Let's flag low-fidelity TSSs supported by less than 1 normalized tag counts in all of the samples.

ce <- filterLowExpCTSS(ce, thresholdIsTpm = TRUE, nrPassThreshold = 1, threshold = 1)
CTSSnormalizedTpmGR(ce,1)

CTSS clustering

Transcription start sites are found in the promoter region of a gene and reflect the transcriptional activity of that promoter (Figure \@ref(fig:CTSSbedGraph)). TSSs in the close proximity of each other give rise to a functionally equivalent set of transcripts and are likely regulated by the same promoter elements. Thus, TSSs can be spatially clustered into larger transcriptional units, called tag clusters (TCs) that correspond to individual promoters. CAGEr supports two methods for sample-specific spatial clustering of TSSs along the genome:

We will perform a simple distance-based clustering using 20 bp as a maximal allowed distance between two neighbouring TSSs.

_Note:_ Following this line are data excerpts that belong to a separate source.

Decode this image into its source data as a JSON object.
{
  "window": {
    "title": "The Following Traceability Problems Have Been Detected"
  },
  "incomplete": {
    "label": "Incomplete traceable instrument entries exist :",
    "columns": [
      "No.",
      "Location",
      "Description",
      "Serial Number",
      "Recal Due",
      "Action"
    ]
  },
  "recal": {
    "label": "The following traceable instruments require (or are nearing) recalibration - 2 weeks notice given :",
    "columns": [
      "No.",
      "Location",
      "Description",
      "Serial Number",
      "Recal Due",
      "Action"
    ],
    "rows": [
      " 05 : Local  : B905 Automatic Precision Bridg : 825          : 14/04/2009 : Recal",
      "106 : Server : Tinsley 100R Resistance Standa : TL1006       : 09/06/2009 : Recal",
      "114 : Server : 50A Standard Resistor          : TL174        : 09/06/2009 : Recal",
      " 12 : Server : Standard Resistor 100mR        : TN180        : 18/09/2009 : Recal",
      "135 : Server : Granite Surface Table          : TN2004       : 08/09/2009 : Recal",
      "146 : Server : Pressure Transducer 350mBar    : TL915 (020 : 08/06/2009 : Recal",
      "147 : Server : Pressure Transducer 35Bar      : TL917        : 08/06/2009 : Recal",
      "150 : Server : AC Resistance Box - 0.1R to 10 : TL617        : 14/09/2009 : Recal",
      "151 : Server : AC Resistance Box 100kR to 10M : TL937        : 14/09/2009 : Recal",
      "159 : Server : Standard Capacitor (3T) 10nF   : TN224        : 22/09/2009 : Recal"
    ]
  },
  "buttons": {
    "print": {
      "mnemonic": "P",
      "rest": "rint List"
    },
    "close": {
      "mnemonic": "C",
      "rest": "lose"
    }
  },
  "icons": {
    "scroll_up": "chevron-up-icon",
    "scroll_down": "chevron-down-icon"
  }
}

ce <- distclu(ce, maxDist = 20, keepSingletonsAbove = 5)

Our final set of tag clusters will not include singletons (clusters with only one TSS), unless the normalized signal is above 5, \emph{i.e.} it is a reasonably supported TSS. The CTSS clustering functions function creates a set of clusters for each sample separately; for each cluster it returns the genomic coordinates, counts the number of TSSs within the cluster, determines the (1-based) position of the most frequently used (dominant) TSS, calculates the total CAGE signal within the cluster and CAGE signal supporting the dominant TSS only. We can extract tag clusters for a desired sample from CAGEexp object by calling the tagClustersGR function:

tagClustersGR(ce, sample = "Zf.unfertilized.egg")

Promoter width

Genome-wide mapping of TSSs using CAGE has initially revealed two major classes of promoters in mammals [@Carninci:2006], with respect to the number and distribution of TSSs within the promoter. They have been further correlated with differences in the underlying sequence and the functional classes of the genes they regulate, as well as the organization of the chromatin around them.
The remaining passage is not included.